Mais ce n’est qu’un premier pas. Pour changer réellement leurs conditions de vie, il faut également poser la question de l’accès à l’emploi. On l’a dit, la seule perspective qui était offerte aux personnes trans était le travail du sexe. Alors que certains discutent du revenu de base, du fait que nous ne devrions pas travailler du tout ou de la fin de l’exploitation, pour les personnes transgenres, le problème central est simplement de pouvoir obtenir un revenu de son travail sans courir de danger. Du fait des discriminations, la question de l’emploi devient centrale. Beaucoup de trans sont capables d’assurer un emploi, comme les personnes cis ; elles sont qualifiées mais, à cause de leur expression de genre, elles sont exclues du marché du travail. Et si par chance elles obtiennent un poste, c’est difficile de tenir sur la durée, écrasées par le poids d’une vie d’exclusion. Elles ont été exclues de la famille, exclues de l’éducation et exclues des espaces de socialisation quotidienne. Donc elles sont blessées et endommagées, empêchées de pouvoir coexister dans la société. Il y a donc, disons, un grand nombre de subjectivités qui ont du mal à persister dans un espace de travail du fait d’avoir été historiquement discriminées.

Je pense qu’un élément fondamental aujourd’hui, c’est que cette situation du difficile accès des trans au travail rencontre la crise contemporaine du travail, de l’institution du travail, du travail formel. Certaines travesties arrivent enfin sur le marché du travail, au moment même où celui-ci est en crise. Tout cela se télescope. Enfin, tant dans le domaine du travail que dans celui de la santé ou de l’éducation, ce que demandent les personnes transgenres, c’est de pouvoir accéder à ces politiques, c’est-à-dire que les politiques publiques ne soient pas normatives en termes d’accès, qu’il ne soit pas nécessaire de se conformer aux normes cisgenres pour exercer ses droits. Elles ne doivent pas non plus courir de risque, se mettre en danger, pour pouvoir y accéder.    

Et je pense que c’est précisément la raison pour laquelle les personnes trans sont la cible de la droite et de l’extrême droite.  Les personnes elles-mêmes vivent en dehors d’un cadre normatif, parce le système lui-même les en exclue. Les personnes neurodivergentes, les personnes handicapées, les personnes qui ont été stigmatisées ou discriminées en raison de leur socialisation, parce qu’elles ont grandi dans les familles que le système lui-même a détruit finalement. Donc je pense que ce qui cause la rage des travesties ou ce qui ouvre, disons, cette façon de vivre la vie trans est précisément transgressive. Donc toutes les revendications reviennent finalement à demander une manière non normative de mettre en œuvre les politiques publiques d’accès aux conditions de vie.
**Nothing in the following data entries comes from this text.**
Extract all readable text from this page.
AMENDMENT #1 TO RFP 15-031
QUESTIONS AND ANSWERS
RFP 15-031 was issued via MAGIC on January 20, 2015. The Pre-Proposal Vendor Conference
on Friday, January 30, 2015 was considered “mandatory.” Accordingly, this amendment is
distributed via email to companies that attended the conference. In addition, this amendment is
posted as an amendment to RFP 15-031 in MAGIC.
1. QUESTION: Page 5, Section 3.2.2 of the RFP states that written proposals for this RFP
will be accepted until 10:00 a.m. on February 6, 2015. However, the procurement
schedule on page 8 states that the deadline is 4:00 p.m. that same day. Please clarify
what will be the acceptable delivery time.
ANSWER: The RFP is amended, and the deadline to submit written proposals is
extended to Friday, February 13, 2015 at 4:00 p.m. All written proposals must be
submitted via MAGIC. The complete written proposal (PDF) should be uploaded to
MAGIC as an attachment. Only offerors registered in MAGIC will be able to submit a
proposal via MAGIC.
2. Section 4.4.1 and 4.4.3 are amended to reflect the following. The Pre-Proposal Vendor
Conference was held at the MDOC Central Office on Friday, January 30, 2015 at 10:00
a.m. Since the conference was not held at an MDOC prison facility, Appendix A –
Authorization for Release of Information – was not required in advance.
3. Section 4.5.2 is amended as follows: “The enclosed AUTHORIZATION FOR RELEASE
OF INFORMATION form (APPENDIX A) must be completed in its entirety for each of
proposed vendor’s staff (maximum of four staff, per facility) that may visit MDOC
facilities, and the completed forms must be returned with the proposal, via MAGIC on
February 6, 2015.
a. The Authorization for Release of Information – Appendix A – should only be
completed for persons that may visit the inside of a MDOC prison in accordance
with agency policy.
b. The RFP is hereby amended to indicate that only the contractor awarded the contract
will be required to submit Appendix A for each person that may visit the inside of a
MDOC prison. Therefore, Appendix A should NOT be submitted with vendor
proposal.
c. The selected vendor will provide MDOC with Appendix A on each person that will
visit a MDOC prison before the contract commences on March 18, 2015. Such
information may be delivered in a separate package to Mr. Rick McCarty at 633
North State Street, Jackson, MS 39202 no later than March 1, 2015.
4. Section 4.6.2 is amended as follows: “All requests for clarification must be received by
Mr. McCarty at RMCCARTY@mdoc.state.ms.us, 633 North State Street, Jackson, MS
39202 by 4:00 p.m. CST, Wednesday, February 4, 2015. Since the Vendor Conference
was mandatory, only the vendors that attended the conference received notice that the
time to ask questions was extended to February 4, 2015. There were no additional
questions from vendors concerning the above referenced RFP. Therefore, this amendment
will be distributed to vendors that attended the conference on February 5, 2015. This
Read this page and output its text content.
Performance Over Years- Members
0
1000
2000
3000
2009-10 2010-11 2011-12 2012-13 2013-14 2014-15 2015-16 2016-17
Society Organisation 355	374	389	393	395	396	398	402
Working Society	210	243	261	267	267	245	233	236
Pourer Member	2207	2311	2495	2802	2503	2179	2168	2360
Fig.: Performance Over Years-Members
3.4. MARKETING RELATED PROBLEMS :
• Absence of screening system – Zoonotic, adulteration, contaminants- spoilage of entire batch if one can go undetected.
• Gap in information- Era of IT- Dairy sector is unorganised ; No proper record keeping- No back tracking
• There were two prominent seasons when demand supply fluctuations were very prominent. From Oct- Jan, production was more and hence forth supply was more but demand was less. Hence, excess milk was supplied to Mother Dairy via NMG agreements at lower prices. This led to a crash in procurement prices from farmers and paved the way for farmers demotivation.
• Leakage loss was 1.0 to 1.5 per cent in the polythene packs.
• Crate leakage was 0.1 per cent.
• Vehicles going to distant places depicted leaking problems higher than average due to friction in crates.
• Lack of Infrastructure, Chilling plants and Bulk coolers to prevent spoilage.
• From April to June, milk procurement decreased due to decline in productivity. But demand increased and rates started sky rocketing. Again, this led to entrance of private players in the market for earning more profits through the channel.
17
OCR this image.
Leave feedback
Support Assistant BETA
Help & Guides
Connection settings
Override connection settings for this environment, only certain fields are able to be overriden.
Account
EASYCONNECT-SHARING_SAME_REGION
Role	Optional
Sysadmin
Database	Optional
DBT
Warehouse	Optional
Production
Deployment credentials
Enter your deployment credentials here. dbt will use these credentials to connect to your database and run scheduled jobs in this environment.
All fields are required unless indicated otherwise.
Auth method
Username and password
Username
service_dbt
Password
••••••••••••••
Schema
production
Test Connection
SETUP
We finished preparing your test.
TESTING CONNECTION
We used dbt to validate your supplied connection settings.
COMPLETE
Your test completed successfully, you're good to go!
À gauche, certains militants révolutionnaires cisgenres peuvent considérer que les personnes transgenres veulent simplement réformer le système, mais c’est parce qu’elles n’y ont pas accès. Cette forme de mépris pour une simple demande d’accès aux conditions de vie, aux droits, aux politiques publiques, au marché du travail, est due au fait que beaucoup de ces personnes cisgenres ont déjà leurs conditions de vie garanties. Tant que nous n’avons pas cette garantie, il est difficile d’imaginer quelque chose de plus révolutionnaire. Il est déjà assez révolutionnaire de vivre dans un monde qui est contre vous. Les revenus, le logement, un espace de soutien et d’amitié ou d’amour, l’éducation, la famille, sont des éléments fondamentaux qui, en général, posent de grandes difficultés aux personnes trans.  

Contretemps – Au début des années 2010 les choses évoluaient donc, un peu au moins, dans le bon sens. Avant d’en arriver à Milei en 2024, est-ce qu’il y a eu des avancées sous le gouvernement de Fernandez ?

Pato Laterra –Oui, des progrès importants ont été réalisés pour les personnes transgenres en 2021, avec l’adoption d’une loi sur les quotas d’emploi. Il y a évidemment un long chemin à parcourir entre la loi et son application, mais il s’agissait d’un changement législatif très important. La loi impose des quotas d’emploi pour les personnes transgenres dans le secteur public au niveau fédéral, et elle a déjà été adoptée dans certaines provinces. Il convient de rappeler que l’Argentine est l’un des premiers pays au monde à appliquer ce quota d’emplois. Auparavant, depuis la fin des années 1970, ce quota existait également pour les personnes handicapées. Dans le cas des personnes transgenres, il s’agit de l’occupation de 1 % des postes du secteur public national par des personnes transgenres. En outre, cette loi a permis d’accorder des avantages fiscaux aux entreprises privées afin de les encourager à embaucher des travesties et des personnes transgenres. Si nous croyions à la théorie économique néoclassique, avec un marché parfait, une telle loi ne serait pas nécessaire. Mais la théorie néoclassique et les lois du marché sont une fiction : l’embauche de personnes n’est pas un choix rationnel, effectué de manière abstraite sur le marché. Il existe en réalité une discrimination sur le marché du travail, une stigmatisation des personnes transgenres, et c’est en raison de ces injustices, et non de la qualité, de la formation ou des fonctions des personnes transgenres, qu’elles ne sont pas embauchées. Cette loi vise donc à réparer, dans une certaine mesure, le préjudice subi de manière intergénérationnelle par les générations passées, qui ont été systématiquement discriminées sur le marché du travail.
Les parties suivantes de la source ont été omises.